Introducing the Credit Card

How do rewards programs work?

Household income distribution for 2011 Spending Assumptions

In order to calculate how much you can get in rewards, we have to make some assumptions about your spending habits. The 2011 Consumer Expenditures Report shows how the average household spent its money in 2011. You can see the results of that study in the chart here.

To make matters simple, let’s assume that you will put your groceries, restaurant bills, clothing, fuel, and entertainment (movies, music, etc.) on your credit card.

  • Groceries: $3,838
  • Restaurants: $2,620
  • Clothing: $1,740
  • Fuel: $2,655
  • Entertainment: $2,572

Total spent for the year: $13,425

We will use this total to calculate the approximate rewards you would earn after using your card for one year.

Since there is no annual fee for the first year, we will assume that you have already had the card through that time. This will give you a more realistic look at your rewards value.

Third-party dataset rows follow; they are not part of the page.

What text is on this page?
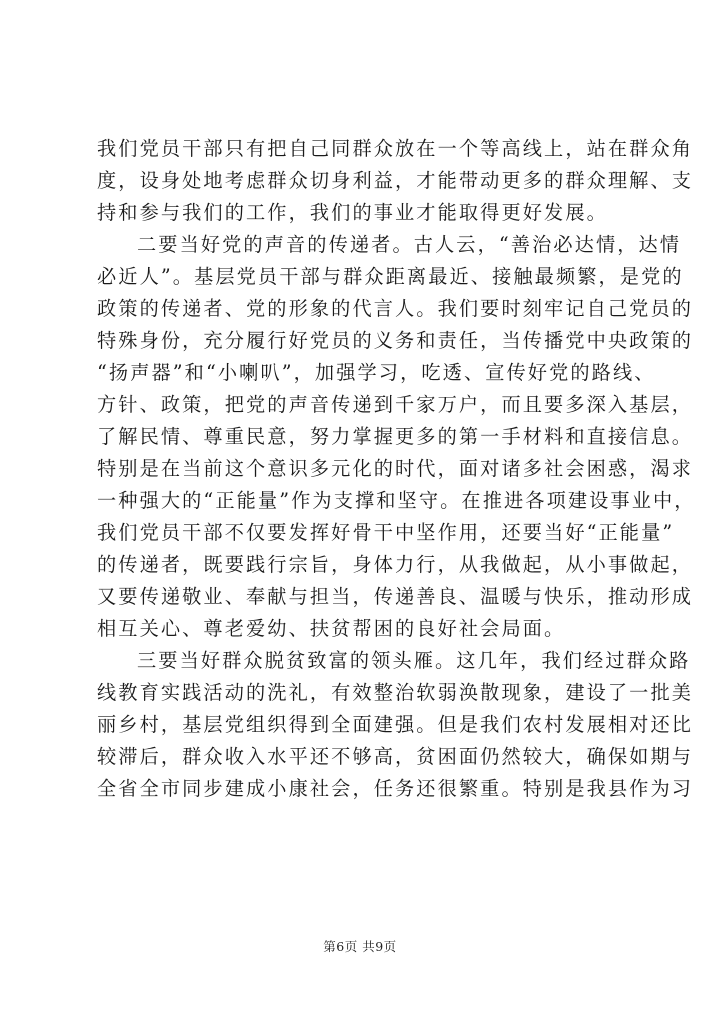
我们党员干部只有把自己同群众放在一个等高线上，站在群众角
度，设身处地考虑群众切身利益，才能带动更多的群众理解、支
持和参与我们的工作，我们的事业才能取得更好发展。
二要当好党的声音的传递者。古人云，“善治必达情，达情
必近人”。基层党员干部与群众距离最近、接触最频繁，是党的
政策的传递者、党的形象的代言人。我们要时刻牢记自己党员的
特殊身份，充分履行好党员的义务和责任，当传播党中央政策的
“扬声器”和“小喇叭”，加强学习，吃透、宣传好党的路线、
方针、政策，把党的声音传递到千家万户，而且要多深入基层，
了解民情、尊重民意，努力掌握更多的第一手材料和直接信息。
特别是在当前这个意识多元化的时代，面对诸多社会困惑，渴求
一种强大的“正能量”作为支撑和坚守。在推进各项建设事业中，
我们党员干部不仅要发挥好骨干中坚作用，还要当好“正能量”
的传递者，既要践行宗旨，身体力行，从我做起，从小事做起，
又要传递敬业、奉献与担当，传递善良、温暖与快乐，推动形成
相互关心、尊老爱幼、扶贫帮困的良好社会局面。
三要当好群众脱贫致富的领头雁。这几年，我们经过群众路
线教育实践活动的洗礼，有效整治软弱涣散现象，建设了一批美
丽乡村，基层党组织得到全面建强。但是我们农村发展相对还比
较滞后，群众收入水平还不够高，贫困面仍然较大，确保如期与
全省全市同步建成小康社会，任务还很繁重。特别是我县作为习
第6页 共9页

Approximate Annual Rewards

  • Base rewards: .01 x $13,425 = $134.25
  • Bonus: $134.25 x .5 = $67.13
  • Annual fee: - $39 (note the negative)

Total: $134.25 + $67.13 - $39 = $162.38

You may not think that’s a lot of money, but you have to remember that’s extra money just for using your card. There are cards with much higher rewards programs available, but those typically have much higher annual fees as well. You need to assess your spending habits in line with the cards available to you to determine if a rewards program will work for you.